Distributed by Design: Automatic file sharding across data parallel ranks
Efficient Packing: Sequences packed to maximize GPU utilization
Performance Optimized: Background prefetching and pinned memory
Flexible Input: Supports both single files and directories of files
torch.compile Ready: Proper BatchLayout configuration for compilation

Step 3: Create Your Recipe Class¶

The recipe class ties everything together with minimal boilerplate:

File: `recipe.py`

@final
class LMTrainRecipe(TrainRecipe):
    """Language model pretraining recipe."""

    @override
    def register(self, container: DependencyContainer) -> None:
        """Register dataset family with the dependency container."""
        register_dataset_family(
            container,
            LM_TRAIN_DATASET,           # Dataset type identifier
            LMTrainDataset,             # Dataset class
            LMTrainDatasetConfig,       # Configuration class
            opener=open_lm_train_dataset,  # Factory function
        )

    @override
    def create_trainer(self, context: RecipeContext) -> Trainer:
        """Create the trainer with model and data configuration."""
        ...
        # Get typed configuration
        config = context.config.as_(LMTrainConfig)

        # Create training unit (defines loss computation)
        unit = LMTrainUnit(context.model)

        # Get dataset and create data reader
        dataset = context.default_dataset.as_(LMTrainDataset)
        data_reader = dataset.create_reader(...)

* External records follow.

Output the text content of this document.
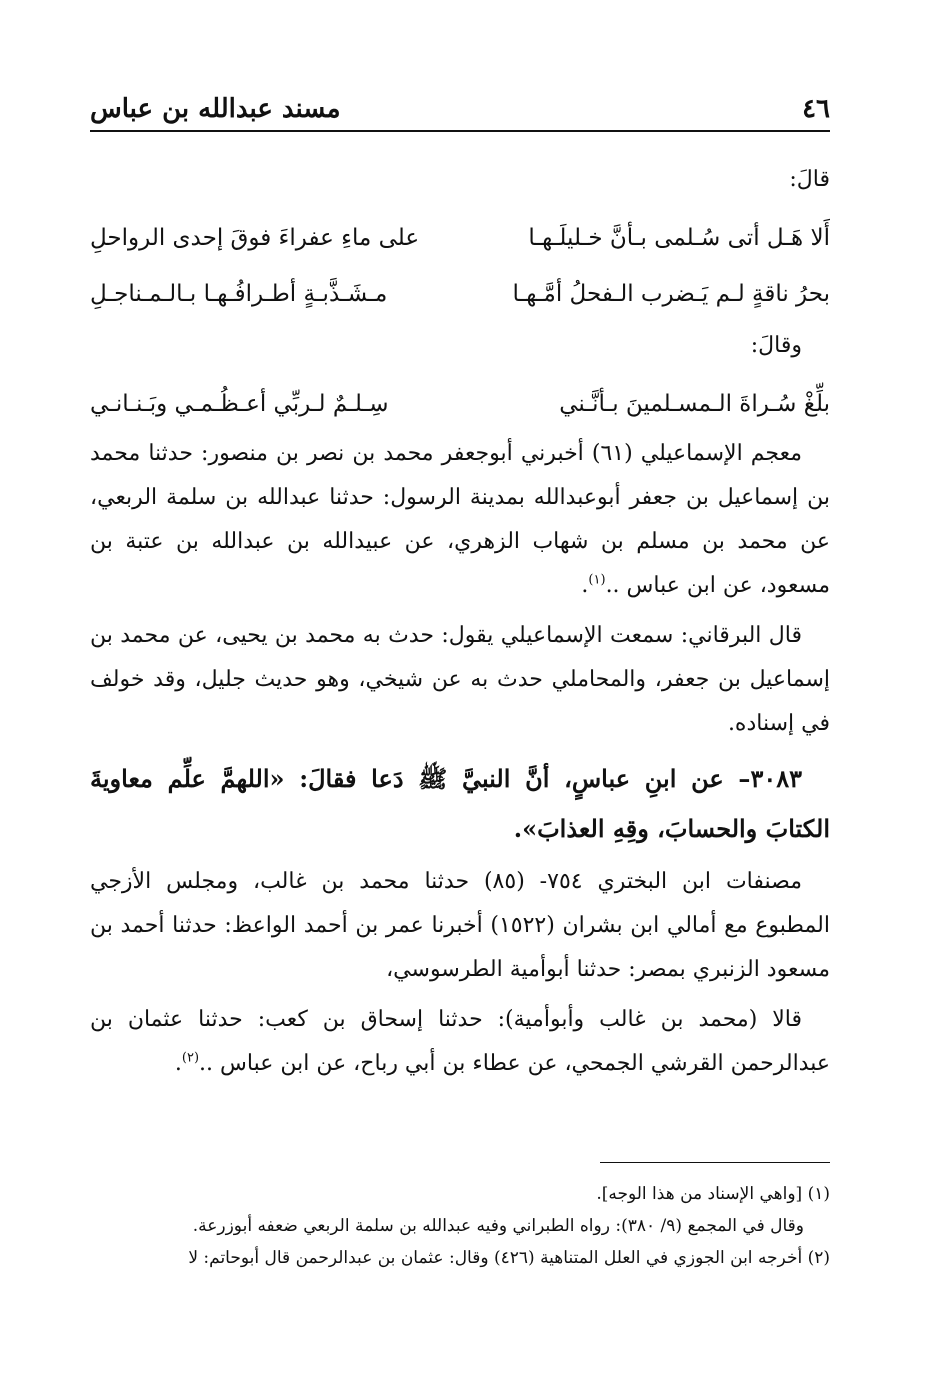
٤٦
مسند عبدالله بن عباس

قالَ:

أَلا هَـل أتى سُـلمى بـأنَّ خـليلَـهـا
على ماءِ عفراءَ فوقَ إحدى الرواحلِ
بحرُ ناقةٍ لـم يَـضرب الـفحلُ أمَّـهـا
مـشَـذَّبـةٍ أطـرافُـهـا بـالـمـناجـلِ

وقالَ:

بلِّغْ سُـراةَ الـمسـلمينَ بـأنَّـني
سِـلـمٌ لـربِّي أعـظُـمـي وبَـنـانـي

معجم الإسماعيلي (٦١) أخبرني أبوجعفر محمد بن نصر بن منصور: حدثنا محمد بن إسماعيل بن جعفر أبوعبدالله بمدينة الرسول: حدثنا عبدالله بن سلمة الربعي، عن محمد بن مسلم بن شهاب الزهري، عن عبيدالله بن عبدالله بن عتبة بن مسعود، عن ابن عباس ..$^{(١)}$.

قال البرقاني: سمعت الإسماعيلي يقول: حدث به محمد بن يحيى، عن محمد بن إسماعيل بن جعفر، والمحاملي حدث به عن شيخي، وهو حديث جليل، وقد خولف في إسناده.

٣٠٨٣– عن ابنِ عباسٍ، أنَّ النبيَّ ﷺ دَعا فقالَ: «اللهمَّ علِّم معاويةَ الكتابَ والحسابَ، وقِهِ العذابَ».

مصنفات ابن البختري ٧٥٤- (٨٥) حدثنا محمد بن غالب، ومجلس الأزجي المطبوع مع أمالي ابن بشران (١٥٢٢) أخبرنا عمر بن أحمد الواعظ: حدثنا أحمد بن مسعود الزنبري بمصر: حدثنا أبوأمية الطرسوسي،

قالا (محمد بن غالب وأبوأمية): حدثنا إسحاق بن كعب: حدثنا عثمان بن عبدالرحمن القرشي الجمحي، عن عطاء بن أبي رباح، عن ابن عباس ..$^{(٢)}$.

(١) [واهي الإسناد من هذا الوجه].

وقال في المجمع (٩/ ٣٨٠): رواه الطبراني وفيه عبدالله بن سلمة الربعي ضعفه أبوزرعة.

(٢) أخرجه ابن الجوزي في العلل المتناهية (٤٢٦) وقال: عثمان بن عبدالرحمن قال أبوحاتم: لا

        # Create trainer using context helper
        return context.create_trainer(unit, data_reader)

    @property
    @override
    def config_kls(self) -> type[object]:
        """Return the configuration class for this recipe."""
        return LMTrainConfig

@final
class LMTrainUnit(TrainUnit[SequenceBatch]):
    """Training unit that defines how to process batches."""

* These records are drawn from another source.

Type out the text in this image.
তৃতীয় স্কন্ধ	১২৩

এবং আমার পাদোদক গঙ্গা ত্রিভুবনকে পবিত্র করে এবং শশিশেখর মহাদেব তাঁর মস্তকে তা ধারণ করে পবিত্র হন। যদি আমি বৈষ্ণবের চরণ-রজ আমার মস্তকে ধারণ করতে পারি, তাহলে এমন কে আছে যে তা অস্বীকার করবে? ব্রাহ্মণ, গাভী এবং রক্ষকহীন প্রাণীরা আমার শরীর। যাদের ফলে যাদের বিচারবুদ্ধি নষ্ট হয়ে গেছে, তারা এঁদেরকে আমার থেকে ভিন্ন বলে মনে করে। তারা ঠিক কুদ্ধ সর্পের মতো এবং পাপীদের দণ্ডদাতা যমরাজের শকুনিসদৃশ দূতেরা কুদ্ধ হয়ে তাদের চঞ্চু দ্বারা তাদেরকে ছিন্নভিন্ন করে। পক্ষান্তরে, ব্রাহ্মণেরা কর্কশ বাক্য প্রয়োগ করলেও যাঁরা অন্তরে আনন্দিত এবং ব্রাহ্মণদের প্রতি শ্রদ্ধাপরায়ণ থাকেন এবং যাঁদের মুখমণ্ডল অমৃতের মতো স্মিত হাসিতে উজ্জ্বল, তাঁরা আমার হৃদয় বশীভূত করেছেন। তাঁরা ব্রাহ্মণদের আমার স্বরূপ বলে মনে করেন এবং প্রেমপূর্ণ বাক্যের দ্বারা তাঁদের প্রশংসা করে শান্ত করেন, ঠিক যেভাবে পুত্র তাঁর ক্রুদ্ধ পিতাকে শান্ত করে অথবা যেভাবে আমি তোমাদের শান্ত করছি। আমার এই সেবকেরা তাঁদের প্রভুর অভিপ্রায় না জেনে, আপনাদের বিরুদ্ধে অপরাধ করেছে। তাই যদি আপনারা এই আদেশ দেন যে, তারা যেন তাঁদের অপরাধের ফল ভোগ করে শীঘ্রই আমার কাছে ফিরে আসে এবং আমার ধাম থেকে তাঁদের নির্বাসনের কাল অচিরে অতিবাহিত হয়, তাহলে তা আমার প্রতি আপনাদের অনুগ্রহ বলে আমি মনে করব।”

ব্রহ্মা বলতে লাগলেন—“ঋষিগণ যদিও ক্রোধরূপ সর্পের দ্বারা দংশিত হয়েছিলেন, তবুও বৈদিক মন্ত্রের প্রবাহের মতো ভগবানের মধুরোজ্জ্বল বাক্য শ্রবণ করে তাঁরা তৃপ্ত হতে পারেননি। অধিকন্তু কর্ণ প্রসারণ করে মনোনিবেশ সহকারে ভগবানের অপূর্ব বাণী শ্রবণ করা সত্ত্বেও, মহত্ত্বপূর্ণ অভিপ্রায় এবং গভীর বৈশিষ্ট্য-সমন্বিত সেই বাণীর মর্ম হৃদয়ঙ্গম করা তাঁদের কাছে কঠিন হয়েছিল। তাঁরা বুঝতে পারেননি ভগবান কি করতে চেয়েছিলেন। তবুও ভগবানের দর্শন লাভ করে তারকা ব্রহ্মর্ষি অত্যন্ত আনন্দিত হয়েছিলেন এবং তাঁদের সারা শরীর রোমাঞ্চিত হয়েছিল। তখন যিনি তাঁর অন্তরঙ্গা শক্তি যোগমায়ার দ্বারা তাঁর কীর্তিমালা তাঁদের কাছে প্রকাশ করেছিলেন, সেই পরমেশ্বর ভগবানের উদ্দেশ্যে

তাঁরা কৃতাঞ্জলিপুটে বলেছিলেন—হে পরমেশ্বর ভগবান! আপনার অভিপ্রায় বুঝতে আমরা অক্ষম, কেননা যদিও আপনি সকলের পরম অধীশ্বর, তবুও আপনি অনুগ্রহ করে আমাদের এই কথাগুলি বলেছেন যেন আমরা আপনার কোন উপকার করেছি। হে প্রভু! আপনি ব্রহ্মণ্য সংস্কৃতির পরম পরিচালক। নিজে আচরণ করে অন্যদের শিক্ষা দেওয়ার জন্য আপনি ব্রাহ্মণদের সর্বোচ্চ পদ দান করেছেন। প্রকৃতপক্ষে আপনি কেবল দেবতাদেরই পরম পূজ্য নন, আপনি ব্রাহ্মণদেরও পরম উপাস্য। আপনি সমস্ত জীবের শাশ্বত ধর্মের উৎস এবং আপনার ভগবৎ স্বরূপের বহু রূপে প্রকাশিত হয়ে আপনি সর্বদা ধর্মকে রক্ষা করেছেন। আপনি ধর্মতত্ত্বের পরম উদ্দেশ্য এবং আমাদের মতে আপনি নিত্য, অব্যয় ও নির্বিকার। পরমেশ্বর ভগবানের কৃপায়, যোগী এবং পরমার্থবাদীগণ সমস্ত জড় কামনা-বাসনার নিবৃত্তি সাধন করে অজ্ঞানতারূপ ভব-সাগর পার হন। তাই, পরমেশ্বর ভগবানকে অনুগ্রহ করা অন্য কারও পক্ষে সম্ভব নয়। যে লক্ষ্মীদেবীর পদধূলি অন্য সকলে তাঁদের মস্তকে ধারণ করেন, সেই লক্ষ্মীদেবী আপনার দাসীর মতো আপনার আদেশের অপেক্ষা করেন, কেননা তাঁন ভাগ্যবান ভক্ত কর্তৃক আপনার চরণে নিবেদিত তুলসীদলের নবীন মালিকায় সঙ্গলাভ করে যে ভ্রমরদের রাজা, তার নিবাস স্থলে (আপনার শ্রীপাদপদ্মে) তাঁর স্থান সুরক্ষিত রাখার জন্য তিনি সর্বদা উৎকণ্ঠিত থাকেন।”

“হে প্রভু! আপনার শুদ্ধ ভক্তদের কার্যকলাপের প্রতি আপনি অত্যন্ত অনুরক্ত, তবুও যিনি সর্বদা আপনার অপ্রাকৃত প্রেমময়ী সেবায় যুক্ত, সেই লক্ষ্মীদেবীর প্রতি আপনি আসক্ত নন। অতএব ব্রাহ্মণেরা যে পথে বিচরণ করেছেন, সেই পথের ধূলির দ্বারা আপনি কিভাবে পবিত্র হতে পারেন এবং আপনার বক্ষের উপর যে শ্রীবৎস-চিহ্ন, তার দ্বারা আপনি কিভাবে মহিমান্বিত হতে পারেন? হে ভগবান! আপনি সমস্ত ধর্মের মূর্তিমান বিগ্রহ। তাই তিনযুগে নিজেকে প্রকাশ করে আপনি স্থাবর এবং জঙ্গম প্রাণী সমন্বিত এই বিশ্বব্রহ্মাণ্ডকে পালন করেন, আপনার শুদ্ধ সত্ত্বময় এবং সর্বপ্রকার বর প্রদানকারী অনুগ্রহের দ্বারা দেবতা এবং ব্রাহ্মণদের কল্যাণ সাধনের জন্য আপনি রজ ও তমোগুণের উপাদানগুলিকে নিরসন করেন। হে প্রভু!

    def __init__(self, model: RecipeModel) -> None:
        self._model = model

    @override
    def process_batch(
        self,
        batch: SequenceBatch,
        metric_bag: MetricBag
    ) -> tuple[Tensor, None]:
        """Process a single batch and compute loss."""
        # Split batch into input and target sequences
        input_batch, target_batch = batch.as_auto_regressive()

        # Get sequences and layout for model input
        seqs, seqs_layout = input_batch.as_input()

        # Compute loss using the model
        nll_loss = self._model.module(
            seqs,
            seqs_layout,
            ...
        )

        # Update metrics
        update_nll_loss_metric(metric_bag, nll_loss)
        update_seq_batch_metrics(metric_bag, batch)

        return nll_loss, None

Minimal Interface: Only 3 methods to override (register, create_trainer, config_kls)
Automatic Dependency Injection: Components are wired together by the framework
Type Safety: Strong typing throughout with IDE support
Flexible Training Logic: Easy to customize loss computation and metrics
Built-in Validation: Context provides validation helpers

Running Your Recipe¶

Once you’ve created these four files, running your recipe is straightforward:

Basic Usage:

# Run with default configuration
python -m recipes.lm.train /output/dir

# Check the default configuration (yaml format)
python -m recipes.lm.train --dump-config

# Override configuration with your own yaml file + config overrides
python -m your_package.lm.train \
    --config-file /path/to/config.yaml \
    --config model.name=llama3_2_1b_instruct regime.num_steps=20 lr_scheduler.config.num_warmup_steps=10

You can also specify the asset store to use with the config override --config common.asset.extra_paths="['/path/to/assets/dir', '/path/to/yet_other_assets/dir']" option. For more detailed information about assets, see Assets.